Opinión | Dramatis Personae
Uniformes

Desfile militar en Pyonyang. / Ng Huan Guan
No se necesita una parada militar para comprender el influjo del uniforme. Yo mismo, que jamás he vestido otro, lo he sentido enfundado en mi camiseta del Celta. Me he diluido en las masas que festejaban. Me ha arrebatado esa estética de cielo reflejado en la tierra. He cantado y bailado al unísono, sintiéndome parte de algo que me trascendía. Cualquier desconocido en celeste me ha resultado íntimo. Cualquiera de civil, ajeno. El uniforme me simplificaba y me resumía. Me proporcionaba una historia comprensible, una familia cálida y un código de conducta. Me despojaba de mí, del dolor y la incertidumbre, a la vez que me ofrecía un refugio. Si Claudio Giráldez hubiera proclamado como Brian: «Cada uno es un individuo. Todos somos diferentes», le hubiera replicado: «Yo, no».
El uniforme nos libera igual que nos atrapa. Nos orienta en la medida que nos limita. Nos equipara y nos distingue. Muchos colegios privados lo justifican porque homogeiniza a sus alumnos, mitiga la vanidad y oculta desigualdades. También, en realidad, porque exhibe su privilegio a los extraños. El uniforme puede ser tan nivelador como clasista. Nada más poliforme.
Hay uniformes, en fin, que anticipan el alivio, como el de las enfermeras, y uniformes que anuncian el luto, como el de los curas. Uniformes que protegen, como los ignífugos de los bomberos, y uniformes que exponen al insulto, como el de los árbitros. Uniformes que salvan y uniformes que condenan, incluso siendo el mismo. En las Ardenas se fusilaba a los comandos alemanes disfrazados de aliados. En las guerras de religión entre católicos y luteranos, los chaqueteros se cosían el color enemigo en el forro de sus casacas por si acaso. Ninguna traición peor que el uniforme contrario. Ningún camuflaje mejor.

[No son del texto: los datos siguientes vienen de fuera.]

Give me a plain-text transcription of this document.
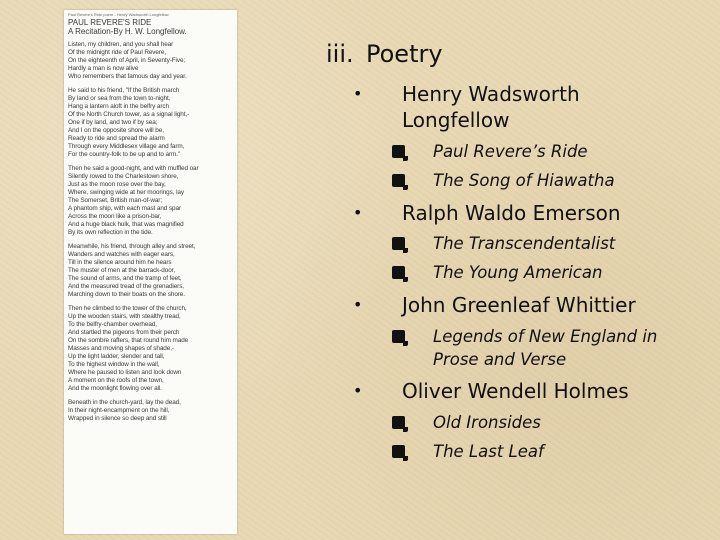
Paul Revere's Ride poem - Henry Wadsworth Longfellow
PAUL REVERE'S RIDE
A Recitation-By H. W. Longfellow.
Listen, my children, and you shall hear
Of the midnight ride of Paul Revere,
On the eighteenth of April, in Seventy-Five;
Hardly a man is now alive
Who remembers that famous day and year.
He said to his friend, "If the British march
By land or sea from the town to-night,
Hang a lantern aloft in the belfry arch
Of the North Church tower, as a signal light,-
One if by land, and two if by sea;
And I on the opposite shore will be,
Ready to ride and spread the alarm
Through every Middlesex village and farm,
For the country-folk to be up and to arm."
Then he said a good-night, and with muffled oar
Silently rowed to the Charlestown shore,
Just as the moon rose over the bay,
Where, swinging wide at her moorings, lay
The Somerset, British man-of-war;
A phantom ship, with each mast and spar
Across the moon like a prison-bar,
And a huge black hulk, that was magnified
By its own reflection in the tide.
Meanwhile, his friend, through alley and street,
Wanders and watches with eager ears,
Till in the silence around him he hears
The muster of men at the barrack-door,
The sound of arms, and the tramp of feet,
And the measured tread of the grenadiers,
Marching down to their boats on the shore.
Then he climbed to the tower of the church,
Up the wooden stairs, with stealthy tread,
To the belfry-chamber overhead,
And startled the pigeons from their perch
On the sombre rafters, that round him made
Masses and moving shapes of shade,-
Up the light ladder, slender and tall,
To the highest window in the wall,
Where he paused to listen and look down
A moment on the roofs of the town,
And the moonlight flowing over all.
Beneath in the church-yard, lay the dead,
In their night-encampment on the hill,
Wrapped in silence so deep and still
iii. Poetry
•	Henry Wadsworth
Longfellow
Paul Revere’s Ride
The Song of Hiawatha
•	Ralph Waldo Emerson
The Transcendentalist
The Young American
•	John Greenleaf Whittier
Legends of New England in Prose and Verse
•	Oliver Wendell Holmes
Old Ironsides
The Last Leaf
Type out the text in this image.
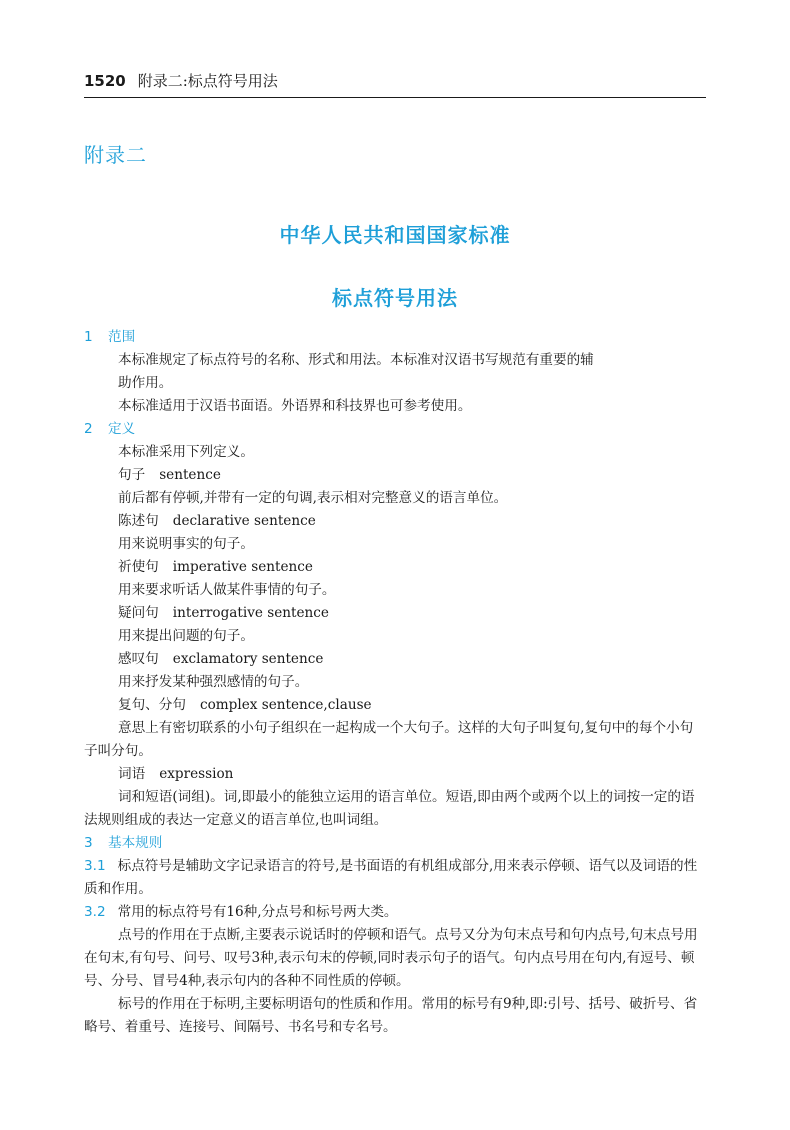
1520 附录二:标点符号用法
附录二
中华人民共和国国家标准
标点符号用法

1 范围

本标准规定了标点符号的名称、形式和用法。本标准对汉语书写规范有重要的辅

助作用。

本标准适用于汉语书面语。外语界和科技界也可参考使用。

2 定义

本标准采用下列定义。

句子 sentence

前后都有停顿,并带有一定的句调,表示相对完整意义的语言单位。

陈述句 declarative sentence

用来说明事实的句子。

祈使句 imperative sentence

用来要求听话人做某件事情的句子。

疑问句 interrogative sentence

用来提出问题的句子。

感叹句 exclamatory sentence

用来抒发某种强烈感情的句子。

复句、分句 complex sentence,clause

意思上有密切联系的小句子组织在一起构成一个大句子。这样的大句子叫复句,复句中的每个小句子叫分句。

词语 expression

词和短语(词组)。词,即最小的能独立运用的语言单位。短语,即由两个或两个以上的词按一定的语法规则组成的表达一定意义的语言单位,也叫词组。

3 基本规则

3.1 标点符号是辅助文字记录语言的符号,是书面语的有机组成部分,用来表示停顿、语气以及词语的性质和作用。

3.2 常用的标点符号有16种,分点号和标号两大类。

点号的作用在于点断,主要表示说话时的停顿和语气。点号又分为句末点号和句内点号,句末点号用在句末,有句号、问号、叹号3种,表示句末的停顿,同时表示句子的语气。句内点号用在句内,有逗号、顿号、分号、冒号4种,表示句内的各种不同性质的停顿。

标号的作用在于标明,主要标明语句的性质和作用。常用的标号有9种,即:引号、括号、破折号、省略号、着重号、连接号、间隔号、书名号和专名号。
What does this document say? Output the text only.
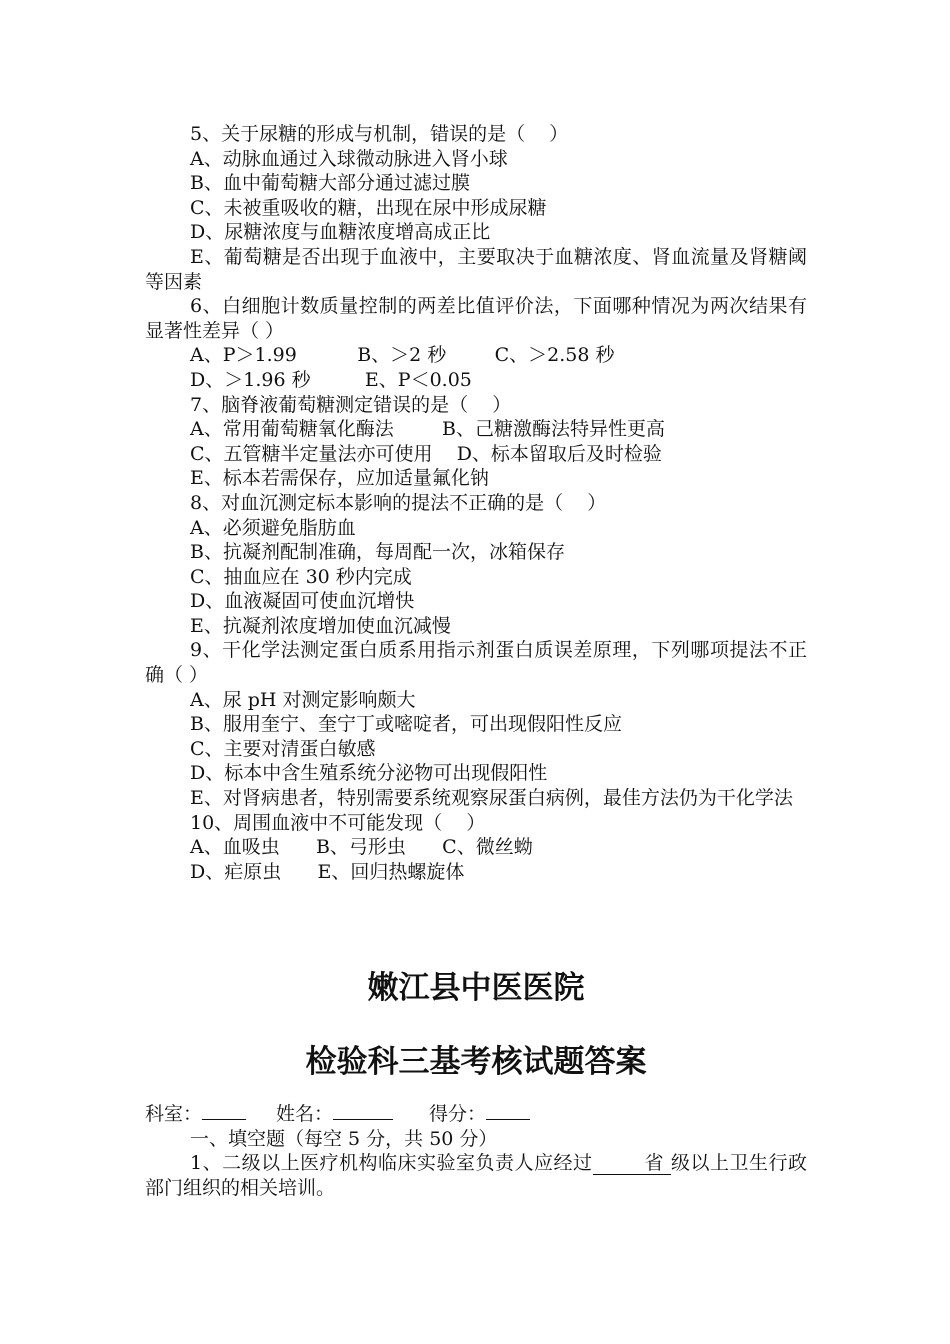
5、关于尿糖的形成与机制，错误的是（    ）
A、动脉血通过入球微动脉进入肾小球
B、血中葡萄糖大部分通过滤过膜
C、未被重吸收的糖，出现在尿中形成尿糖
D、尿糖浓度与血糖浓度增高成正比
E、葡萄糖是否出现于血液中，主要取决于血糖浓度、肾血流量及肾糖阈等因素
6、白细胞计数质量控制的两差比值评价法，下面哪种情况为两次结果有显著性差异（ ）
A、P＞1.99          B、＞2 秒        C、＞2.58 秒
D、＞1.96 秒         E、P＜0.05
7、脑脊液葡萄糖测定错误的是（    ）
A、常用葡萄糖氧化酶法        B、己糖激酶法特异性更高
C、五管糖半定量法亦可使用    D、标本留取后及时检验
E、标本若需保存，应加适量氟化钠
8、对血沉测定标本影响的提法不正确的是（    ）
A、必须避免脂肪血
B、抗凝剂配制准确，每周配一次，冰箱保存
C、抽血应在 30 秒内完成
D、血液凝固可使血沉增快
E、抗凝剂浓度增加使血沉减慢
9、干化学法测定蛋白质系用指示剂蛋白质误差原理，下列哪项提法不正确（ ）
A、尿 pH 对测定影响颇大
B、服用奎宁、奎宁丁或嘧啶者，可出现假阳性反应
C、主要对清蛋白敏感
D、标本中含生殖系统分泌物可出现假阳性
E、对肾病患者，特别需要系统观察尿蛋白病例，最佳方法仍为干化学法
10、周围血液中不可能发现（    ）
A、血吸虫      B、弓形虫      C、微丝蚴
D、疟原虫      E、回归热螺旋体
嫩江县中医医院
检验科三基考核试题答案
科室：	姓名：	得分：
一、填空题（每空 5 分，共 50 分）
1、二级以上医疗机构临床实验室负责人应经过	省 级以上卫生行政部门组织的相关培训。
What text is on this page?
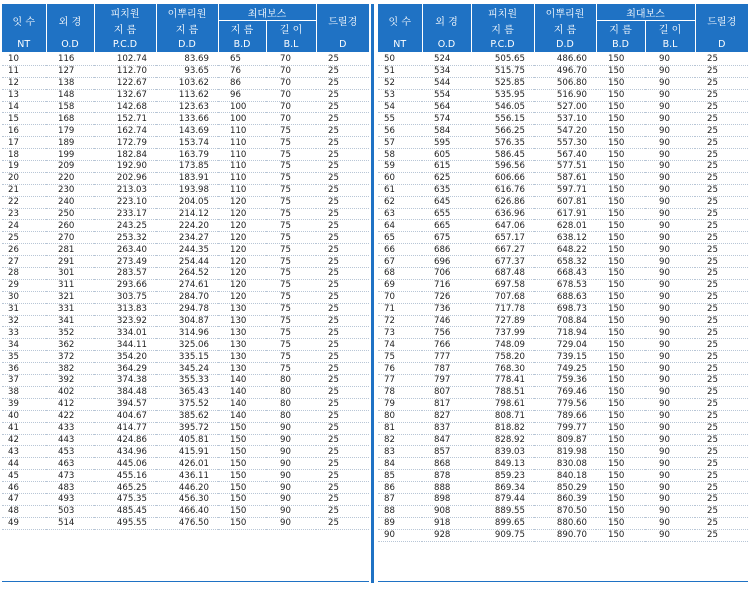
잇 수	외 경	피치원	이뿌리원	최대보스		드릴경
		지 름	지 름	지 름	길 이	
NT	O.D	P.C.D	D.D	B.D	B.L	D
10	116	102.74	83.69	65	70	25
11	127	112.70	93.65	76	70	25
12	138	122.67	103.62	86	70	25
13	148	132.67	113.62	96	70	25
14	158	142.68	123.63	100	70	25
15	168	152.71	133.66	100	70	25
16	179	162.74	143.69	110	75	25
17	189	172.79	153.74	110	75	25
18	199	182.84	163.79	110	75	25
19	209	192.90	173.85	110	75	25
20	220	202.96	183.91	110	75	25
21	230	213.03	193.98	110	75	25
22	240	223.10	204.05	120	75	25
23	250	233.17	214.12	120	75	25
24	260	243.25	224.20	120	75	25
25	270	253.32	234.27	120	75	25
26	281	263.40	244.35	120	75	25
27	291	273.49	254.44	120	75	25
28	301	283.57	264.52	120	75	25
29	311	293.66	274.61	120	75	25
30	321	303.75	284.70	120	75	25
31	331	313.83	294.78	130	75	25
32	341	323.92	304.87	130	75	25
33	352	334.01	314.96	130	75	25
34	362	344.11	325.06	130	75	25
35	372	354.20	335.15	130	75	25
36	382	364.29	345.24	130	75	25
37	392	374.38	355.33	140	80	25
38	402	384.48	365.43	140	80	25
39	412	394.57	375.52	140	80	25
40	422	404.67	385.62	140	80	25
41	433	414.77	395.72	150	90	25
42	443	424.86	405.81	150	90	25
43	453	434.96	415.91	150	90	25
44	463	445.06	426.01	150	90	25
45	473	455.16	436.11	150	90	25
46	483	465.25	446.20	150	90	25
47	493	475.35	456.30	150	90	25
48	503	485.45	466.40	150	90	25
49	514	495.55	476.50	150	90	25
잇 수	외 경	피치원	이뿌리원	최대보스		드릴경
		지 름	지 름	지 름	길 이	
NT	O.D	P.C.D	D.D	B.D	B.L	D
50	524	505.65	486.60	150	90	25
51	534	515.75	496.70	150	90	25
52	544	525.85	506.80	150	90	25
53	554	535.95	516.90	150	90	25
54	564	546.05	527.00	150	90	25
55	574	556.15	537.10	150	90	25
56	584	566.25	547.20	150	90	25
57	595	576.35	557.30	150	90	25
58	605	586.45	567.40	150	90	25
59	615	596.56	577.51	150	90	25
60	625	606.66	587.61	150	90	25
61	635	616.76	597.71	150	90	25
62	645	626.86	607.81	150	90	25
63	655	636.96	617.91	150	90	25
64	665	647.06	628.01	150	90	25
65	675	657.17	638.12	150	90	25
66	686	667.27	648.22	150	90	25
67	696	677.37	658.32	150	90	25
68	706	687.48	668.43	150	90	25
69	716	697.58	678.53	150	90	25
70	726	707.68	688.63	150	90	25
71	736	717.78	698.73	150	90	25
72	746	727.89	708.84	150	90	25
73	756	737.99	718.94	150	90	25
74	766	748.09	729.04	150	90	25
75	777	758.20	739.15	150	90	25
76	787	768.30	749.25	150	90	25
77	797	778.41	759.36	150	90	25
78	807	788.51	769.46	150	90	25
79	817	798.61	779.56	150	90	25
80	827	808.71	789.66	150	90	25
81	837	818.82	799.77	150	90	25
82	847	828.92	809.87	150	90	25
83	857	839.03	819.98	150	90	25
84	868	849.13	830.08	150	90	25
85	878	859.23	840.18	150	90	25
86	888	869.34	850.29	150	90	25
87	898	879.44	860.39	150	90	25
88	908	889.55	870.50	150	90	25
89	918	899.65	880.60	150	90	25
90	928	909.75	890.70	150	90	25
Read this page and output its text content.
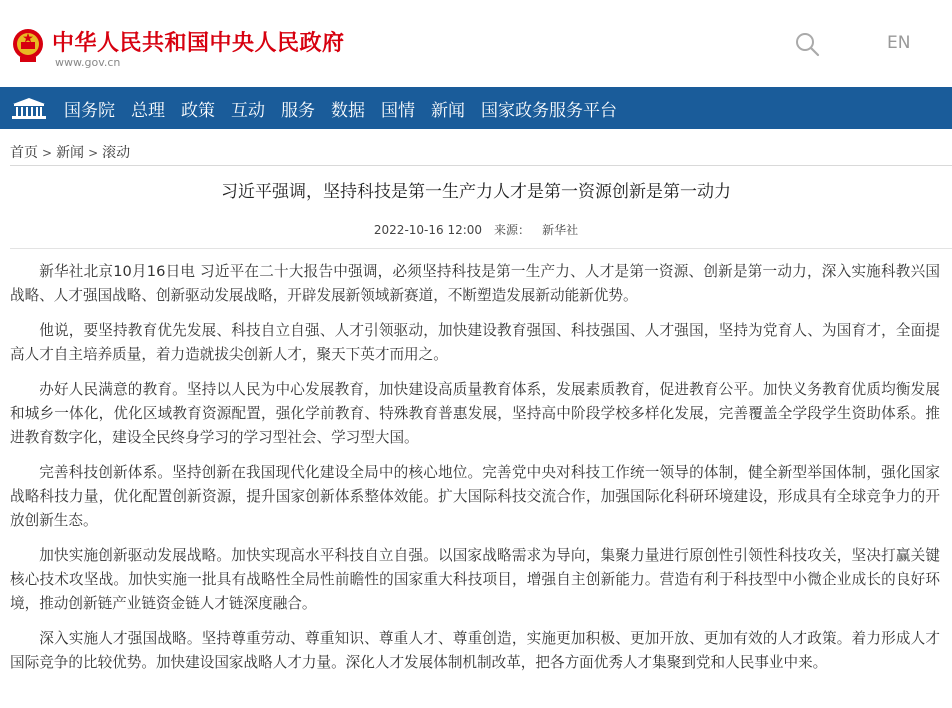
中华人民共和国中央人民政府
www.gov.cn
EN
国务院 总理 政策 互动 服务 数据 国情 新闻 国家政务服务平台
首页 > 新闻 > 滚动
习近平强调，坚持科技是第一生产力人才是第一资源创新是第一动力
2022-10-16 12:00 来源： 新华社

新华社北京10月16日电 习近平在二十大报告中强调，必须坚持科技是第一生产力、人才是第一资源、创新是第一动力，深入实施科教兴国战略、人才强国战略、创新驱动发展战略，开辟发展新领域新赛道，不断塑造发展新动能新优势。

他说，要坚持教育优先发展、科技自立自强、人才引领驱动，加快建设教育强国、科技强国、人才强国，坚持为党育人、为国育才，全面提高人才自主培养质量，着力造就拔尖创新人才，聚天下英才而用之。

办好人民满意的教育。坚持以人民为中心发展教育，加快建设高质量教育体系，发展素质教育，促进教育公平。加快义务教育优质均衡发展和城乡一体化，优化区域教育资源配置，强化学前教育、特殊教育普惠发展，坚持高中阶段学校多样化发展，完善覆盖全学段学生资助体系。推进教育数字化，建设全民终身学习的学习型社会、学习型大国。

完善科技创新体系。坚持创新在我国现代化建设全局中的核心地位。完善党中央对科技工作统一领导的体制，健全新型举国体制，强化国家战略科技力量，优化配置创新资源，提升国家创新体系整体效能。扩大国际科技交流合作，加强国际化科研环境建设，形成具有全球竞争力的开放创新生态。

加快实施创新驱动发展战略。加快实现高水平科技自立自强。以国家战略需求为导向，集聚力量进行原创性引领性科技攻关，坚决打赢关键核心技术攻坚战。加快实施一批具有战略性全局性前瞻性的国家重大科技项目，增强自主创新能力。营造有利于科技型中小微企业成长的良好环境，推动创新链产业链资金链人才链深度融合。

深入实施人才强国战略。坚持尊重劳动、尊重知识、尊重人才、尊重创造，实施更加积极、更加开放、更加有效的人才政策。着力形成人才国际竞争的比较优势。加快建设国家战略人才力量。深化人才发展体制机制改革，把各方面优秀人才集聚到党和人民事业中来。
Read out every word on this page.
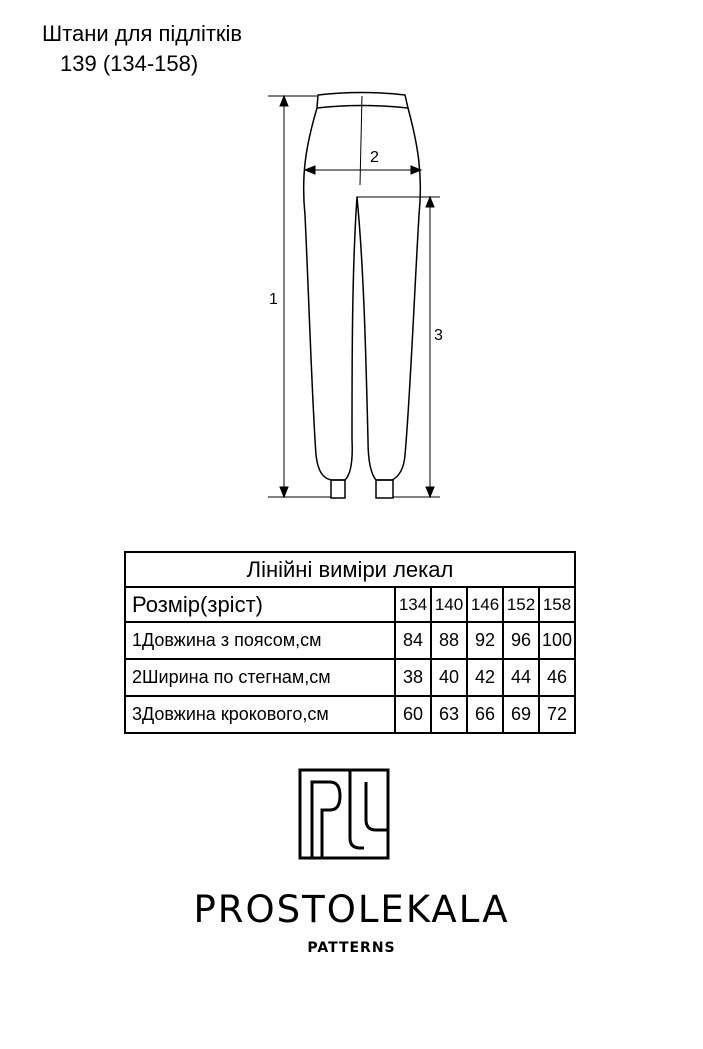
Штани для підлітків
139 (134-158)
1
2
3
Лінійні виміри лекал					
Розмір(зріст)	134	140	146	152	158
1Довжина з поясом,см	84	88	92	96	100
2Ширина по стегнам,см	38	40	42	44	46
3Довжина крокового,см	60	63	66	69	72
PROSTOLEKALA
PATTERNS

El uniforme provoca efectos a los que es difícil sustraerse en esa dialéctica entre poder, aunque sea mínimo, y responsabilidad, aunque sea máxima. La librea transforma a algunos ujieres en policías; la placa, a algunos policías en jueces; la toga, a algunos jueces en dioses. Por supuesto que el hábito hace al monje e incluso lo legitima en la penumbra moral. En Gaza sólo el uniforme apropiado distingue a los soldados de los terroristas. La sangre derramada es la misma. «Un asesinato te convierte en un villano, millones en un héroe. Los números santifican», lamentaba el Monsieur Verdoux de Chaplin camino de la guillotina. También el uniforme, que exonera del crimen por la obediencia debida.
Supongo que en esencia todos llevamos uno y pareciera que cada vez más ceñido, aunque posiblemente como en cualquier otro tiempo. Siempre ha habido rojos y azules, blancos y rojos, azules y grises... El uniforme puede ser un chaleco acolchado o una pañoleta que describan lo que somos y pretendemos ser. Puede ser una etiqueta ideológica que nos defina y nos encorsete. En las tribunas y en los platós todos obedecen al uniforme crudo bajo sus tergales y sedas. En las redes sociales ningún anonimato oculta el uniforme que se profesa. La militancia precede al pensamiento. El uniforme, a la comprensión.
Del uniforme no debiera importar tanto el tejido que muestra como la carne que tapa. He leído que el traje de conejita de Play Boy fue el primero que se inscribió en la Oficina de Patentes y Marcas de Estados Unidos. El único uniforme que nos atañe a todos es el de la piel desnuda y lo que implica; que en verdad todos somos iguales ante la vida y la muerte, el pelele y el sudario, esos otros uniformes, en el viaje de esta diminuta roca por el espacio infinito.